Adam Zagajewski (1945-2021) from Mysticism for Beginners, Farrar Straus Giroux, 1997
After sending off my tribute to Adam Zagajewski last night after hearing he had died earlier in the day I remembered he had been on my mind last week after a friend had said she had read a great poem about swimming but couldn’t remember the author. It turns out the poem my friend was thnking about was “Morning Swim” by American poet Maxine Kumin (1925-2014). (I have included it below.) In a strange way the two poems do talk to each other. Swimming as a prayerful or spiritual exercise.
It was only this morning that I made the time to find Adam Zagajewski’s poem above – On Swimming. This series of gentle declarative grammatical sentences slowed down by their line breaks. The pace feels almost hypnotic to me until the last sentence. And such sweetness and sunlight in this poem yet also a sense of vulnerability and fragility. The image of a vagabond (so unexpected) and a fragile fabric of silence around old churches. So fragile even a breath could tear it.
Such a trademark of Zagajewski to see the wonders in this world but also its shadows and fragility. And a fragrance also of something spiritual. A sense of the divine, of God, at the corners. Here, in this poem with the utterly unexpected image of swimming like praying!Almost jarring this emphatic declaration: swimming is like praying. Opens this poem even more. Makes it even bigger than rivers and oceans! And the intellectual infusion, this thoughtful consideration of prayer not being static. A coming together of palms and and a separation. A sense that prayer life is not always consistent! But so necessary as we swin in this extraordinary experience called life!

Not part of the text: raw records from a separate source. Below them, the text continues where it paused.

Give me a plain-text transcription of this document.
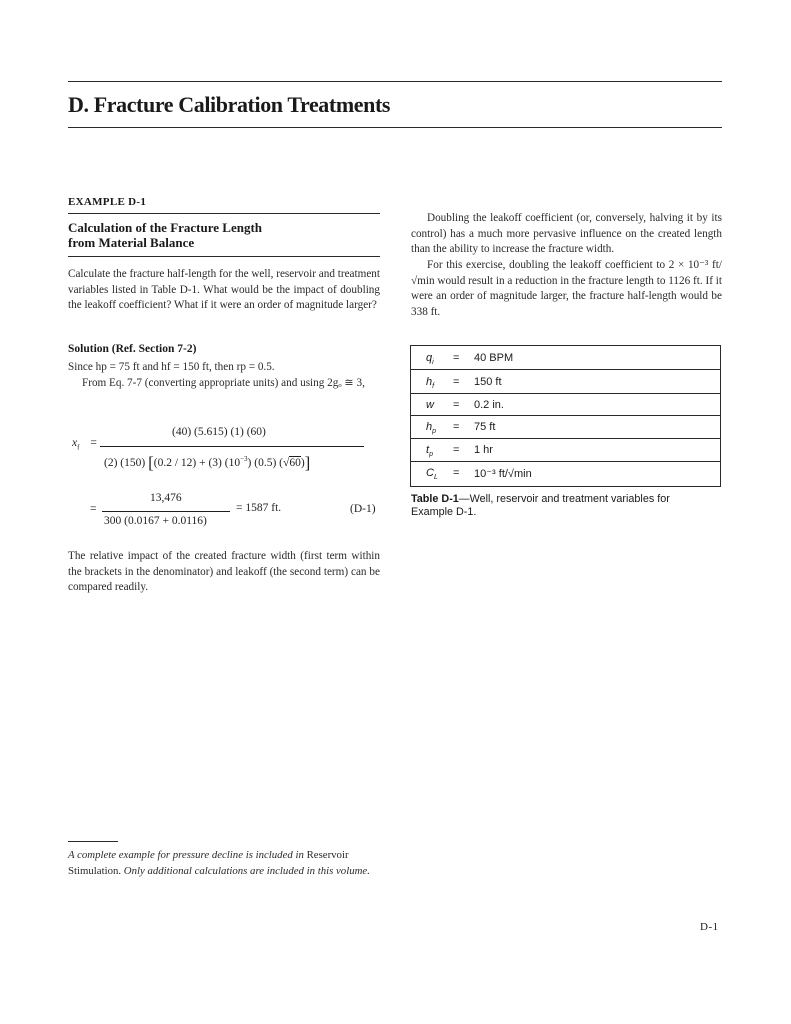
D. Fracture Calibration Treatments
EXAMPLE D-1
Calculation of the Fracture Length
from Material Balance
Calculate the fracture half-length for the well, reservoir and treatment variables listed in Table D-1. What would be the impact of doubling the leakoff coefficient? What if it were an order of magnitude larger?
Solution (Ref. Section 7-2)
Since hp = 75 ft and hf = 150 ft, then rp = 0.5.
From Eq. 7-7 (converting appropriate units) and using 2gₒ ≅ 3,
$x_f$ =
(40) (5.615) (1) (60)
(2) (150) [(0.2 / 12) + (3) $(10^{-3})$ (0.5) (√60)]
=
13,476
300 (0.0167 + 0.0116)
= 1587 ft.	(D-1)
The relative impact of the created fracture width (first term within the brackets in the denominator) and leakoff (the second term) can be compared readily.
Doubling the leakoff coefficient (or, conversely, halving it by its control) has a much more pervasive influence on the created length than the ability to increase the fracture width.
For this exercise, doubling the leakoff coefficient to 2 × 10⁻³ ft/√min would result in a reduction in the fracture length to 1126 ft. If it were an order of magnitude larger, the fracture half-length would be 338 ft.
$q_i = 40$ BPM
$h_f = 150$ ft
w = 0.2 in.
$h_p = 75$ ft
$t_p = 1$ hr
$C_L = 10^{-3}$ ft/√min
Table D-1—Well, reservoir and treatment variables for Example D-1.
A complete example for pressure decline is included in Reservoir Stimulation. Only additional calculations are included in this volume.
D-1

Here, now the Kumin poem. With thanks to my friend Donna! How this poem, too, creates a prayerful image as the speaker sings her hymn. The intimacy of the speaker being a well that feeds the lake as it supports her and encompasses her. The idea of our participation in creation! In the same way Zagajewski creates his image of prayer embodied in a swimmer. Water, this thing that holds us up but can also drown us. This yes and no life is!
Morning Swim
Into my empty head there come
a cotton beach, a dock wherefrom
I set out, oily and nude
through mist, in chilly solitude.
There was no line, no roof or floor
to tell the water from the air.
Night fog thick as terry cloth
closed me in its fuzzy growth.
I hung my bathrobe on two pegs.
I took the lake between my legs.
Invaded and invader, I
went overhand on that flat sky.
Fish twitched beneath me, quick and tame.

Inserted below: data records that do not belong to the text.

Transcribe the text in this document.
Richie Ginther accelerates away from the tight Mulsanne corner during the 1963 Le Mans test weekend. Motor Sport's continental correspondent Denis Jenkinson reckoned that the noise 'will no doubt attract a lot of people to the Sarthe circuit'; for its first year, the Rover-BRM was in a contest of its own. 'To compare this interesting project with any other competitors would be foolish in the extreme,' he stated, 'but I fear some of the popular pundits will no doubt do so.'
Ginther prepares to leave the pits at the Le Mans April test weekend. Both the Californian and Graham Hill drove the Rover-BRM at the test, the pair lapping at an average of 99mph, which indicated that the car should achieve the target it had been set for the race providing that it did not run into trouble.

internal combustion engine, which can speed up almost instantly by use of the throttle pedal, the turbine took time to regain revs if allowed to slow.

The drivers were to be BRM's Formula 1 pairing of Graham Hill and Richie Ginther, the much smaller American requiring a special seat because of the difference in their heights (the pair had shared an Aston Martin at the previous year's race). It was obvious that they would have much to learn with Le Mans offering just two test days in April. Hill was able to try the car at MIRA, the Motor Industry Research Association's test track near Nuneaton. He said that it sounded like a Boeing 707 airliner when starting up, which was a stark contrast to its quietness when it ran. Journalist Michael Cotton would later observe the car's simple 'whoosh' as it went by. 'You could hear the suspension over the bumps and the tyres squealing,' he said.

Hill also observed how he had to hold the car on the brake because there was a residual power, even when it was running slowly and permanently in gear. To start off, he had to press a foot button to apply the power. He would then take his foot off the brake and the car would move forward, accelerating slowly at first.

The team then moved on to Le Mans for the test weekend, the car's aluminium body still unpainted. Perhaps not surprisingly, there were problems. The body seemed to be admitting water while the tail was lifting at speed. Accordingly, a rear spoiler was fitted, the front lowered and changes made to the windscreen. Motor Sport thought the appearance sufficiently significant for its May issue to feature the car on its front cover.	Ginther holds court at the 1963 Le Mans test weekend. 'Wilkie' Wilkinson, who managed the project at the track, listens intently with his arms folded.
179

In their green zone they sang my name
and in the rhythm of the swim
I hummed a two-four-time slow hymn.
I hummed “Abide With Me.” The beat
rose in the fine thrash of my feet,
rose in the bubbles I put out
slantwise, trailing through my mouth.
My bones drank water; water fell
through all my doors. I was the well
that fed the lake that met my sea
in which I sang “Abide With Me.”
Maxine Kumin from Selected Poems 1960-1990, Norton, 1998
11 Comments
So lovely to hear these two poems together Richard. Really love this post.
Thank you Donna!
thanks, richard! such amazing poetry!
Thanks Arlene: And you! Congratulations on your latest poetry collection!
Such a beautiful pairing of poems, with insightful reflections on both. Thank you, Richard.
Beautiful poem. Love it.l
Thanks Dion!
Thx Richard, for AZ’s swimming poem. I love his work & was at the griffin dinner honoring him. He is exactly my age & died a day before my own 75th birthday. If you remember me from HHock I too am a swimmer… in cold lakes & oceans.
best wishes & hope you are well.
ps. we are losing so many of our great poets.. esp too our Patrick!
Marilyn: So good to hear from you. We are losing so many great poets!!!! Sending you much love!
Dear Richard, I’m grateful for this beautiful complement of poems about swimming, and your insightful comments. I didn’t know Adam Z. had died. We’ve been out of state for 6 weeks, with poor news coverage. Do you know it was you who introduced me to his works–in the ABQ airport many years ago. So thank you for that, my friend!
Mary: I do not remember. But I love how it is we can say or do something that we forget but the person we said what we said to or did something for remembers! I wonder how much of what I remember others telling me that they have forgotten! God bless and I am so grateful for you and your poems. You are one of the first members of I met of what I think of now as my poetry tribe!